My Midlife Crisis, My Rules (ARC review) – Highly emotional


The following review is part of my being in the author’s review team, which ensures that you can read it before the book comes out.


Beware of what you wish for.
It rarely comes true.

– Daisy

To this, I will contradict Daisy a little and will add: unless it’s a Robyn Peterman novel. Then you can wish away, especially if you wish for a good book and loads of laughs. But don’t wish for no tears, especially when it comes to My Midlife Crisis, My Rules, the fourth instalment of Robyn’s Good to the Last Death series, which comes out on the 25th of January.

For if I were to use only one word to describe this book, it would be “emotion”. From many laughs to almost just as many tears (of sheer emotion), from surprise to suspense, and sometimes to a little bit of disgusted gagging, this story is a highly emotional one, where you feel, not only for Daisy, but also for many of the other protagonists.

What the book is about

As is Robyn Peterman’s custom, My Midlife Crisis, My Rules picks up in the middle of A Most Wonderful Midlife Crisis‘s last chapter, when Missy discovers what she really is and helps Daisy recover one of the dearest parts of herself, with dire consequences for Gram, thus prompting the Death Counsellor to vow that she will do all that is in her (ever growing) power to bring the unhinged Angel of Mercy (aka Clarissa) to the end that she deserves for all the wrong that she has done.

Add to that the most heartbreaking visitors/squatters, the help of the usual suspects, a surprisingly welcome help, a book that is all sorts of awesome, and more proof that angels are the evil to the demons’ goodness, and you’re in for quite an adventure, again.

Peeling some layers

There’s a fucking reason for most things in life.
– Candy Vargo aka Karma

Candy Vargo might speak fluent sailor, and maybe she loves violence a little too much (ask the Angels – but what did she do to them for them to fear her so?). However, the more we go along in the series, the more we see an extremely layered character, one who hides a lot from those around her, only to have those parts of her character jump at us in the most unexpected moments, often in an extremely touching way. That is what we get to see even more in My Midlife Crisis, My Rules, much to our enjoyment, must I say.
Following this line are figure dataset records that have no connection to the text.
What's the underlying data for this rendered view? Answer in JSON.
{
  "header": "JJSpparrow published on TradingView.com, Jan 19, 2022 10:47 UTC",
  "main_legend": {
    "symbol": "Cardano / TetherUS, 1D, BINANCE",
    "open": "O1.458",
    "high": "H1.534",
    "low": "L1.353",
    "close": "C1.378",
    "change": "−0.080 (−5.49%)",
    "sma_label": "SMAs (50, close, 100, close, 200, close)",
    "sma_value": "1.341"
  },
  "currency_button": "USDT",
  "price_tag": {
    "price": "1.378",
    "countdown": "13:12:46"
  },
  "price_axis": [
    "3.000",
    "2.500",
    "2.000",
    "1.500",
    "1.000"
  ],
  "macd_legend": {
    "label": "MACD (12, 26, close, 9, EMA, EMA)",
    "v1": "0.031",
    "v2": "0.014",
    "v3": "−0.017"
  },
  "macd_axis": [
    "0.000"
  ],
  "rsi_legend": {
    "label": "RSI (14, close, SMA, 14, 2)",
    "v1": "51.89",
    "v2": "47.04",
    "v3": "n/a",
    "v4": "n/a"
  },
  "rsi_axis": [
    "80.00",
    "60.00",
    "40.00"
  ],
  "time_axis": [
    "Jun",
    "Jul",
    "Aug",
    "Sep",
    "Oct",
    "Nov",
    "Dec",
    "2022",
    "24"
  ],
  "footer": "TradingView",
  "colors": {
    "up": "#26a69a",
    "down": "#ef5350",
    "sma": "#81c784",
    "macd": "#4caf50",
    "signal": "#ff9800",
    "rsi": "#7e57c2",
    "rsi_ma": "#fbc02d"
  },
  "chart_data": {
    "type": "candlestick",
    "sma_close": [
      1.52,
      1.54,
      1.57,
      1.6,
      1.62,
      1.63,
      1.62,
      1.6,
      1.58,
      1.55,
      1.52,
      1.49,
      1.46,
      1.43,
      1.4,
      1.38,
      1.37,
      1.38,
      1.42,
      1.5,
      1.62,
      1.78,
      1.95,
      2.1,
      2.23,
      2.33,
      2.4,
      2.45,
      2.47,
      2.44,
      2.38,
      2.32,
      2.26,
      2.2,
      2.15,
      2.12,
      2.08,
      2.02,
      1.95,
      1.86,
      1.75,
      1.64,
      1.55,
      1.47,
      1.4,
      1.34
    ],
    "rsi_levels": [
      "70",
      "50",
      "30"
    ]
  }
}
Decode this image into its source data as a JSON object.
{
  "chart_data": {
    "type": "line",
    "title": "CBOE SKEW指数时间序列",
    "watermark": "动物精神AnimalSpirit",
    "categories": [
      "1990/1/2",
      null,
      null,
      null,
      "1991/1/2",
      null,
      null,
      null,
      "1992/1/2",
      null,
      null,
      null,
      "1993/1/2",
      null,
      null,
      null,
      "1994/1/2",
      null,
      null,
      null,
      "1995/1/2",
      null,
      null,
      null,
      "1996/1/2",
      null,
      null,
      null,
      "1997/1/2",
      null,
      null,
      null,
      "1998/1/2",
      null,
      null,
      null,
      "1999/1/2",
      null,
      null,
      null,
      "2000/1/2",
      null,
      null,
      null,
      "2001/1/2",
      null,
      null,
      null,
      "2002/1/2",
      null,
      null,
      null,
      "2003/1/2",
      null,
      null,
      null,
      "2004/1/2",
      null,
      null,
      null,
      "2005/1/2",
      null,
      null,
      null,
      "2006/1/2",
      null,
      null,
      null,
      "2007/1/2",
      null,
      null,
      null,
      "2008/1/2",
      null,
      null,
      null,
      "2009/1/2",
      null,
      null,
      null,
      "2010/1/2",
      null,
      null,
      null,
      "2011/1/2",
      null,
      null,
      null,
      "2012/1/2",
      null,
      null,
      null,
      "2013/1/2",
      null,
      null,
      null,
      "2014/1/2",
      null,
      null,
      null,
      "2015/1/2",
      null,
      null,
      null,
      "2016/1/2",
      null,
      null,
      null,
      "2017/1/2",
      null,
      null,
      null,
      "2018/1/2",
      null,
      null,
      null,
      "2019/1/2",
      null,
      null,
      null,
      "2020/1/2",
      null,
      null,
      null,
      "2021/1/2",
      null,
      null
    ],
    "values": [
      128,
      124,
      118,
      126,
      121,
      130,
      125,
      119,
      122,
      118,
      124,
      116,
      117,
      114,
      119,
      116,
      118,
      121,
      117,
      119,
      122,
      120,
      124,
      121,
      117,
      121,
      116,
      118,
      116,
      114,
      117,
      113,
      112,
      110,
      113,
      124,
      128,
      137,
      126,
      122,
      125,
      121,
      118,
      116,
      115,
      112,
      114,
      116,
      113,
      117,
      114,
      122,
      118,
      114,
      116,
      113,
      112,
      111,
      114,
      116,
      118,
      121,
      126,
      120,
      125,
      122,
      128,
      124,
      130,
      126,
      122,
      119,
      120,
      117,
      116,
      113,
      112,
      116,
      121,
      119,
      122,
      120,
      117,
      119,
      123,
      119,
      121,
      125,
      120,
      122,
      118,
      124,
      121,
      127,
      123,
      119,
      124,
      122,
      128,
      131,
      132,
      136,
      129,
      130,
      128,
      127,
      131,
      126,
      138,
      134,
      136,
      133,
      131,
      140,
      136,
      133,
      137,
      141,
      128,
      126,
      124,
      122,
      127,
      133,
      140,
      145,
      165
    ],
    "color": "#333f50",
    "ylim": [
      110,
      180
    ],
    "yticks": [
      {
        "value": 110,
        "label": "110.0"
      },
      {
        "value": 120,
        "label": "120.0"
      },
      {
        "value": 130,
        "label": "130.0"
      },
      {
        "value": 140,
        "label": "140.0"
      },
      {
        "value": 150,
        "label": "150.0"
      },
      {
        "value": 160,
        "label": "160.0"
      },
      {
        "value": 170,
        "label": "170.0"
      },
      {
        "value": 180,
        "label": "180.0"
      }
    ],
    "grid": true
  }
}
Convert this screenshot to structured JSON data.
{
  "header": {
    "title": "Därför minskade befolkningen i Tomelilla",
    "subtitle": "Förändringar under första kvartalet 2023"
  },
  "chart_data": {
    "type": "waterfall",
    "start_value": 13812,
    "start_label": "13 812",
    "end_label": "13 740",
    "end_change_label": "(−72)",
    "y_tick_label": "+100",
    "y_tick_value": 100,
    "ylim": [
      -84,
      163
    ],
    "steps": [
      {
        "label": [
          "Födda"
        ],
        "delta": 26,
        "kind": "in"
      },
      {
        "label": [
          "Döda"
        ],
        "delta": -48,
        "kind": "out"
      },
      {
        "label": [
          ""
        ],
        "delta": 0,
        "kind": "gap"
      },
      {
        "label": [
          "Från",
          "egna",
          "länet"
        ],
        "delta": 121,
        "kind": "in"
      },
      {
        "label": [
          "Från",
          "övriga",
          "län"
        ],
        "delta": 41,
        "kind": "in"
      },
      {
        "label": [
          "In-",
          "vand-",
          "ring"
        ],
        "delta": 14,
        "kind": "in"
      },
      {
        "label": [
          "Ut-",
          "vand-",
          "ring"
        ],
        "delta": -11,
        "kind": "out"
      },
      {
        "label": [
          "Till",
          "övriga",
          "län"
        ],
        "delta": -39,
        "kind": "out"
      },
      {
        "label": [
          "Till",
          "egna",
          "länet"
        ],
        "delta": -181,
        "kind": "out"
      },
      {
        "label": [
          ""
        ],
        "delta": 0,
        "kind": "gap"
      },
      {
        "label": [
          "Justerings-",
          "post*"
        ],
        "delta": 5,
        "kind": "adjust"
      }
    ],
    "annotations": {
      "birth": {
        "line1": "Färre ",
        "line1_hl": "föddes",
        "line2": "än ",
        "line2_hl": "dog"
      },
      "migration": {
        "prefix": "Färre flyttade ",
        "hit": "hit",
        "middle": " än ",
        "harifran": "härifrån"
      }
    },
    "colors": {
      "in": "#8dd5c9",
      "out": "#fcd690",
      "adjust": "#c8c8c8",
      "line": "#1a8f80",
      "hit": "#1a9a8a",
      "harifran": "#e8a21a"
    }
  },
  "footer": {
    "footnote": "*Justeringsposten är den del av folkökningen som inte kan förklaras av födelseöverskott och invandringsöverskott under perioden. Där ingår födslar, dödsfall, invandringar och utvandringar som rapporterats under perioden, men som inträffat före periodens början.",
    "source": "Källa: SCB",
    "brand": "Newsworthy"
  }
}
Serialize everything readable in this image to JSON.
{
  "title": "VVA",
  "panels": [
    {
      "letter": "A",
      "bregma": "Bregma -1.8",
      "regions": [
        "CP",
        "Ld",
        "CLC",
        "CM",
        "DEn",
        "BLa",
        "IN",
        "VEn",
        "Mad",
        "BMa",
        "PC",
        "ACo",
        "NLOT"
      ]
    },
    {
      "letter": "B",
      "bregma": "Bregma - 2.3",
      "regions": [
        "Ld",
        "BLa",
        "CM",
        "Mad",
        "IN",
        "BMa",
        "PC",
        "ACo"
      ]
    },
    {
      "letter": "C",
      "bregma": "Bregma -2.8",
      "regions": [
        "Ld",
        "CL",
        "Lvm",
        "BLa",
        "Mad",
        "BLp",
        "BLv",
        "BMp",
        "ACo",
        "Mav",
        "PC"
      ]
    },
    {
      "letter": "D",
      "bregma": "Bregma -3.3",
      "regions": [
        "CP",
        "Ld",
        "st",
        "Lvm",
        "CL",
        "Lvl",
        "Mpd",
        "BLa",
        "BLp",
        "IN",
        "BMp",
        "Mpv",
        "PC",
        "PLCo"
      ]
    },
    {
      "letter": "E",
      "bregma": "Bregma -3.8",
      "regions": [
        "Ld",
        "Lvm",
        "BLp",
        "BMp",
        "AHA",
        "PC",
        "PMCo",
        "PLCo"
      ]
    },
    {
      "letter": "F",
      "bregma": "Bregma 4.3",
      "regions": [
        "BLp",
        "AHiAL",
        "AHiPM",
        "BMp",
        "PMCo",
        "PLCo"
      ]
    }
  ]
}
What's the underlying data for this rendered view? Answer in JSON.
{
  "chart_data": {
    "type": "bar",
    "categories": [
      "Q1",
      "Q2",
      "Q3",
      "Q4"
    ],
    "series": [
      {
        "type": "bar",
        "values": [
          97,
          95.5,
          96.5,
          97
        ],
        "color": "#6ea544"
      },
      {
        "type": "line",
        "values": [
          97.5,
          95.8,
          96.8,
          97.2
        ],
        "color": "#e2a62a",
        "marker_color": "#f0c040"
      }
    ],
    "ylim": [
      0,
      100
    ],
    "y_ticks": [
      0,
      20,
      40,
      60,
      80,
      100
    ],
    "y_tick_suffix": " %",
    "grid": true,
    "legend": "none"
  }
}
Another surprising character is Jennifer, until then known as a superficial, botoxicated, heavily drinking 65-year-old. But who knew she is an avid paranormal reader and a huge Twilight fan? She is also a sleuth fanatic. In other words, she is like a lot of us, readers, and this comes with its load of surprises.

Deconstructing the myths

One thing I particularly like about Robyn Peterman’s books is that she loves deconstructing the myths. Be it, for instance, Satan the Journey lover or Mother Nature the pole dancer in the Hot Damned series, nothing is beyond her imagination.

In Good to the Last Death, Robyn deconstructs the angels and demons myths in a compelling and always amazing way. Those who read the series from the beginning (and I cannot recommend enough that you do) know that those you cannot trust are the angels, and that the demons will always have your back.

And she continues, with My Midlife Crisis, My Rules, to deconstruct those myths in a perfectly brilliant way.

It takes sads to make the happies better

Mommy says you can’t be happy if you don’t feel sad sometimes. It’s okay to be sad and cry. You need to have your feelings, or they will have you. Daddy says that.
– A very wise little girl

To say I fell in love with this wise little girl and her sister is an understatement. Yes, their story broke my heart in many, many pieces, but as they say: the sads make the happies even better, and this is exactly what happens.

This book, like the rest of the series, is all full of happies and sads, and angries and unfairs, too, thus making the story one that I will not soon forget, whether I reread it or not (and I definitely will, until the end’s cliffhanger).

My verdict

Yes, the book ends in a cliffhanger. No, I don’t mind. I just wish that it would be less than four months until You Light Up My Midlife Crisis, which is scheduled to come out on 24th May. I won’t link to the order page, so you don’t get spoilers reading the blurb.

Then again, just like the rest of the series, I cannot recommend My Midlife Crisis, My Rules enough. You will not regret the read.